The are few stocks that are more contentious today than the Canadian smartphone and services company Research In Motion Ltd (NASDAQ:BBRY). In the last few months, investors have suggested everything from conspiracy theories, to bear raids, to pump and dump and short and distorts. But while average investors buy and sell shares and post comments on stock talk sites, analysts from various companies are playing the game as well with some volatile share price results.
Upgrades and downgrades
If one is looking for evidence that analyst opinions can swing share price they only need to look at the movement of Research In Motion Ltd (NASDAQ:BBRY) shares on June 18 and 19. On the 18th, RBC Dominion Securities painted an overall favorable picture of BlackBerry raising sales estimates and laying out the potential for a post-earnings squeeze. Shares rose strongly on the day from the $14.30s range to touch $15 before closing at $14.84.
But the next day, Research In Motion Ltd (NASDAQ:BBRY) shares reversed previous gains and then some as an analyst from Bernstein noted “waning” enthusiasm for BB10 devices. By midday, shares were already down well into the low $14 range.

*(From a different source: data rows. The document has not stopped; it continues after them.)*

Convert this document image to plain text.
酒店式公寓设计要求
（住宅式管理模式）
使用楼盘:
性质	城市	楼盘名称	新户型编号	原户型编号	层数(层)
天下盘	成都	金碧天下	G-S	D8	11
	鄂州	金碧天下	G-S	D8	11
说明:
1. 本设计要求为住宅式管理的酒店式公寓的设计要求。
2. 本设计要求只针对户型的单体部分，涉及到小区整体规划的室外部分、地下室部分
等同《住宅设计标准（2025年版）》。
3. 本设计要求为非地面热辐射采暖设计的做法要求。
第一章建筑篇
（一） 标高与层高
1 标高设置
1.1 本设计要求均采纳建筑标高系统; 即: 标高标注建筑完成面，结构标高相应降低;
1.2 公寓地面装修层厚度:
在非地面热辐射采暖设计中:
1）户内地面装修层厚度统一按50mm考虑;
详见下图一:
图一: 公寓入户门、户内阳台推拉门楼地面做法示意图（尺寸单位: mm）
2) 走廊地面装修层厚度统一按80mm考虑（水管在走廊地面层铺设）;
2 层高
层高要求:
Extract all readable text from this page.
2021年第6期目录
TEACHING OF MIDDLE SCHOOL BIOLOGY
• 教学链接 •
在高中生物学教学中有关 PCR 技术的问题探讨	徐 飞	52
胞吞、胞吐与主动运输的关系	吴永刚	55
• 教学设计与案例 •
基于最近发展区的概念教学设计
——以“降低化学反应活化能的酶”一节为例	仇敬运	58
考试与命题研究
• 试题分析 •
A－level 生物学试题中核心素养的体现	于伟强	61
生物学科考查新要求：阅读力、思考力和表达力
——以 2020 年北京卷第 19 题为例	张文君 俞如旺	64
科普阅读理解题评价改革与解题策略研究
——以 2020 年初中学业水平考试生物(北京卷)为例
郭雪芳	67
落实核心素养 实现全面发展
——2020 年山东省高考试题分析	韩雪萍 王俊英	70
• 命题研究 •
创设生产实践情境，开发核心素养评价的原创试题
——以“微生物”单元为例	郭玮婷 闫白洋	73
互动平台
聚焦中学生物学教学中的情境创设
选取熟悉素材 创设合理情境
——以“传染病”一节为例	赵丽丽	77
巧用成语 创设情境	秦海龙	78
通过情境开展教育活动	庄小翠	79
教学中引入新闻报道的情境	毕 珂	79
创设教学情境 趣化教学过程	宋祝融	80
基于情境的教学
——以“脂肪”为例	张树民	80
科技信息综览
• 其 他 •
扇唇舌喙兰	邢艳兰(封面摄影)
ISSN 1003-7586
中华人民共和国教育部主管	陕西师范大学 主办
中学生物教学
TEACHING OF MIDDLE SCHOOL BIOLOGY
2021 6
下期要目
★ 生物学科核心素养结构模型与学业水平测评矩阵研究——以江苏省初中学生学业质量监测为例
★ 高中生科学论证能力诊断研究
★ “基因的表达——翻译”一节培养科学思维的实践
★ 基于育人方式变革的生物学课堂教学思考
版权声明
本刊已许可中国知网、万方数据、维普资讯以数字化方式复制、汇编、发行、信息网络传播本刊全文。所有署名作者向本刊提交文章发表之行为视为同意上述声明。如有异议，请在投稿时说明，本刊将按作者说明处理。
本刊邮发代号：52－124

Of course this analyst conflict should be nothing new for BlackBerry shareholders. Notes from Wells Fargo, Morgan Stanley, Jefferies, Cannaccord, Detwiler Fenton, Pacific Crest, Citi, and many others have caused the share price to swing, sometimes more than five percent, on the day of the report’s release. Some will question the credibility behind reports from lesser known analysts but, whether or not the reports have any truth, they certainly have shown their market moving ability.
Tuning out the noise
There will always be plenty of analysts trying to guess the next path a company will take, but with so many options out there, there is no way that every analyst can be correct. Those looking for past examples of analyst predictions in the smartphone space may remember the Apple Inc. (NASDAQ:AAPL) price targets. Analysts had practically set up a bidding war for who could place the highest price target on Apple stock. First $800, then $850, then $900. And the worst part? The media was ready to congratulate the first analyst to stick a quadruple digit price target on Apple.
But the job of an analyst is to do their best to predict where a stock will be next, not just to be the first one to attach a big number price target. Since then, the wave of analyst bullishness has become a wave of analyst bearishness, but only after the share price fell from the $700 range to the mid $400 range.
Despite Apple Inc. (NASDAQ:AAPL) and Research In Motion Ltd (NASDAQ:BBRY) being largely in the same industry, investors in both companies are aware of the massive size difference between the two tech companies. In Q2 2013 alone, Apple sold over 37 million iPhones and nearly 20 million iPads, numbers that dwarf BlackBerry’s whole year expectations. Trading at only around 10 times earnings, Apple Inc. (NASDAQ:AAPL) is not being given the same multiples as Google Inc (NASDAQ:GOOG) at 27 times earnings or BlackBerry, which investors are still waiting on to post positive full year earnings again. From a P/E perspective, Apple is not really overvalued, and a cult-like fan base should be there to buy the next iProduct whether it’s a new phone, watch, or TV. Some may ask if it’s possible to be bullish on both Apple and BlackBerry, and I believe the answer is yes. Research In Motion Ltd (NASDAQ:BBRY) only needs a small part of the smartphone market to be successful, and Apple Inc. (NASDAQ:AAPL) could easily make up for this small loss through growth in new markets and/or new products.
Some of the same analysts are likely covering both Apple and BlackBerry so just as Apple Inc. (NASDAQ:AAPL) estimates should have been taken with a grain of salt, so should Research In Motion Ltd (NASDAQ:BBRY) estimates, bullish or bearish.